Mind the gap

Published June 26, 2023

TO celebrate the infinitesimal improvement in Pakistan’s ranking on the global gender gap index would be premature, and indicate a lack of self-awareness. We fare so badly on many of the sub-indexes which together contribute towards the final score that the road ahead seems interminable. In the World Economic Forum’s Global Gender Gap Report 2023, Pakistan’s ranking has improved from 145 to 142 out of 146 countries. This is on account of the country having gained 5.1 percentage points in the economic participation and opportunities sub-index — which still translates into one of the lowest levels of parity. In the overall ranking, Pakistan is ahead of only Algeria, Chad, Iran and Afghanistan. However, it is moving at least in the right direction in the aforementioned sub-index, particularly where progress in the share of women technical workers and the achievement of parity in wage equality for similar work is concerned. Pakistan’s widest gender gap is on political empowerment (15.2pc). The number of women in decision-making posts in political parties or in government is miniscule. Most parties pay lip service to female representation at the time of elections: not only do they barely meet the mandatory requirement of 5pc quota for female candidates, they also tend to nominate them on hard-to-win seats. Meanwhile, reserved seats, while they do give women a voice in parliament, are largely seen as a political favour bestowed on the female relatives of male parliamentarians. That keeps political empowerment restricted to a small, elite clique which, in terms of the country as a whole, does not translate into empowerment at all.

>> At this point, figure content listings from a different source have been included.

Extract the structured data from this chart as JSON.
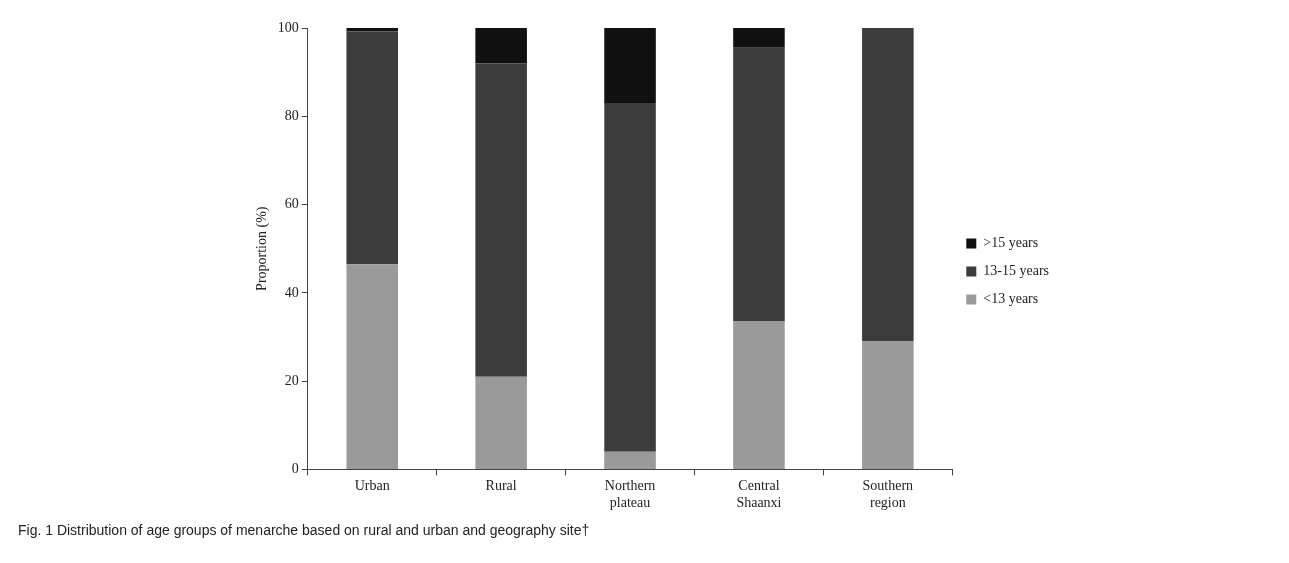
{
  "chart_data": {
    "type": "bar",
    "stacked": true,
    "ylabel": "Proportion (%)",
    "categories": [
      "Urban",
      "Rural",
      "Northern plateau",
      "Central Shaanxi",
      "Southern region"
    ],
    "series": [
      {
        "name": "<13 years",
        "color": "#9a9a9a",
        "values": [
          46.5,
          21,
          4,
          33.5,
          29
        ]
      },
      {
        "name": "13-15 years",
        "color": "#3c3c3c",
        "values": [
          52.7,
          71,
          79,
          62,
          71
        ]
      },
      {
        "name": ">15 years",
        "color": "#111111",
        "values": [
          0.8,
          8,
          17,
          4.5,
          0
        ]
      }
    ],
    "ylim": [
      0,
      100
    ],
    "yticks": [
      0,
      20,
      40,
      60,
      80,
      100
    ],
    "grid": false,
    "legend": "right",
    "annotations": [
      "Fig. 1 Distribution of age groups of menarche based on rural and urban and geography site†"
    ]
  }
}
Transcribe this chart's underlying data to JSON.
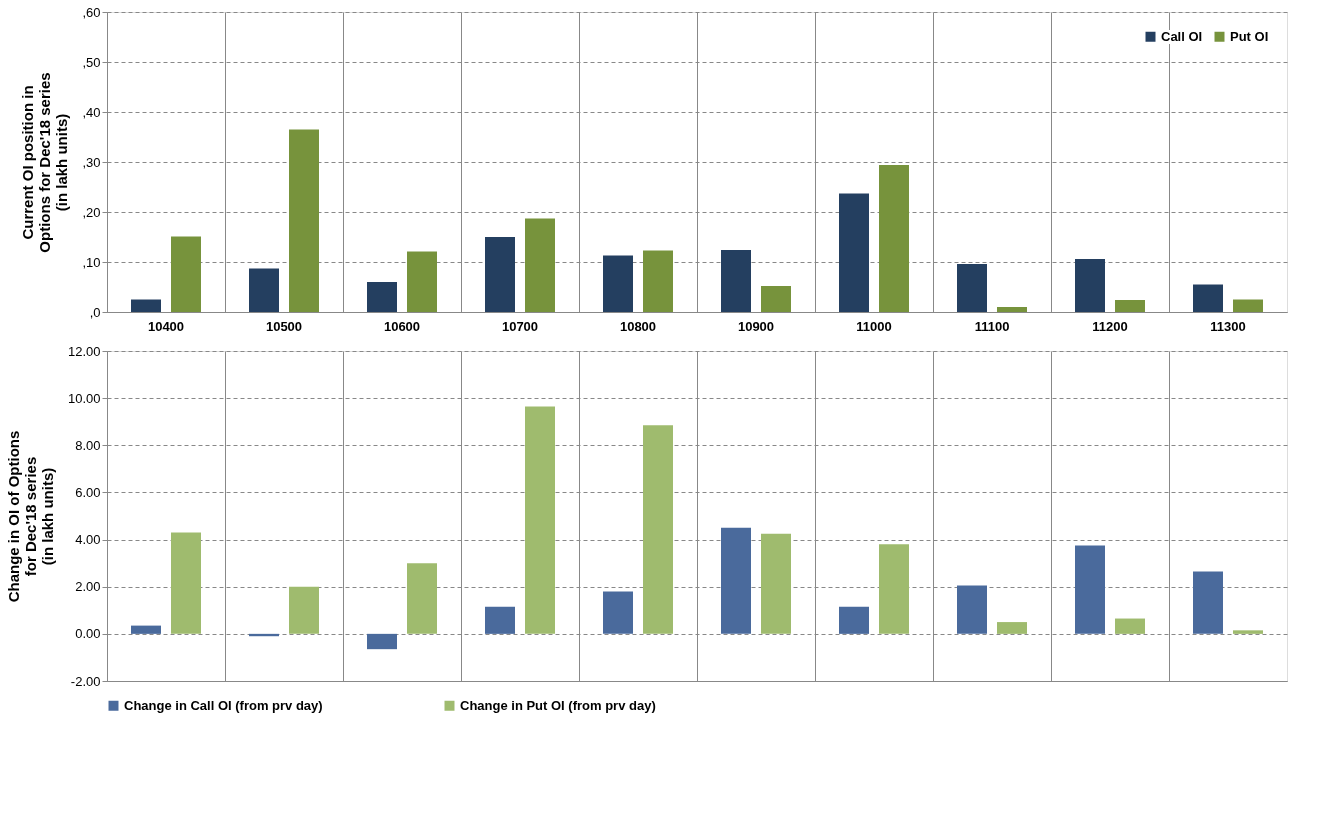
{
  "chart_data": [
    {
      "type": "bar",
      "ylabel": "Current OI position in\nOptions for Dec'18 series\n(in lakh units)",
      "categories": [
        "10400",
        "10500",
        "10600",
        "10700",
        "10800",
        "10900",
        "11000",
        "11100",
        "11200",
        "11300"
      ],
      "series": [
        {
          "name": "Call OI",
          "color": "#243f60",
          "values": [
            2.5,
            8.7,
            6.0,
            15.0,
            11.3,
            12.4,
            23.7,
            9.6,
            10.6,
            5.5
          ]
        },
        {
          "name": "Put OI",
          "color": "#77933c",
          "values": [
            15.1,
            36.5,
            12.1,
            18.7,
            12.3,
            5.2,
            29.4,
            1.0,
            2.4,
            2.5
          ]
        }
      ],
      "ylim": [
        0,
        60
      ],
      "yticks": [
        {
          "value": 0,
          "label": ",0"
        },
        {
          "value": 10,
          "label": ",10"
        },
        {
          "value": 20,
          "label": ",20"
        },
        {
          "value": 30,
          "label": ",30"
        },
        {
          "value": 40,
          "label": ",40"
        },
        {
          "value": 50,
          "label": ",50"
        },
        {
          "value": 60,
          "label": ",60"
        }
      ],
      "grid": true,
      "legend": "top right"
    },
    {
      "type": "bar",
      "ylabel": "Change in OI of Options\nfor Dec'18 series\n(in lakh units)",
      "categories": [
        "10400",
        "10500",
        "10600",
        "10700",
        "10800",
        "10900",
        "11000",
        "11100",
        "11200",
        "11300"
      ],
      "series": [
        {
          "name": "Change in Call OI (from prv day)",
          "color": "#4a6a9c",
          "values": [
            0.35,
            -0.1,
            -0.65,
            1.15,
            1.8,
            4.5,
            1.15,
            2.05,
            3.75,
            2.65
          ]
        },
        {
          "name": "Change in Put OI (from prv day)",
          "color": "#9fbb6e",
          "values": [
            4.3,
            2.0,
            3.0,
            9.65,
            8.85,
            4.25,
            3.8,
            0.5,
            0.65,
            0.15
          ]
        }
      ],
      "ylim": [
        -2,
        12
      ],
      "yticks": [
        {
          "value": -2,
          "label": "-2.00"
        },
        {
          "value": 0,
          "label": "0.00"
        },
        {
          "value": 2,
          "label": "2.00"
        },
        {
          "value": 4,
          "label": "4.00"
        },
        {
          "value": 6,
          "label": "6.00"
        },
        {
          "value": 8,
          "label": "8.00"
        },
        {
          "value": 10,
          "label": "10.00"
        },
        {
          "value": 12,
          "label": "12.00"
        }
      ],
      "grid": true,
      "legend": "bottom",
      "tick_labels": "y"
    }
  ]
}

For transformative advancement in gender equality, a basic prerequisite is an environment where women are safe from violence and have agency in taking important life decisions. However, another recent report by a research and advocacy firm gives insight into the state of affairs in this respect. It documents 771 cases of violence against women in only the first four months of this year in Sindh alone. These include 529 abductions and 171 cases of domestic violence. These figures are but the tip of the iceberg: many such crimes tend to be underreported because of the social pressure to maintain a ‘respectable’ façade. Also, while laws on domestic violence, not to mention sexual harassment, are on the statute books, a patriarchal outlook hampers their effective implementation.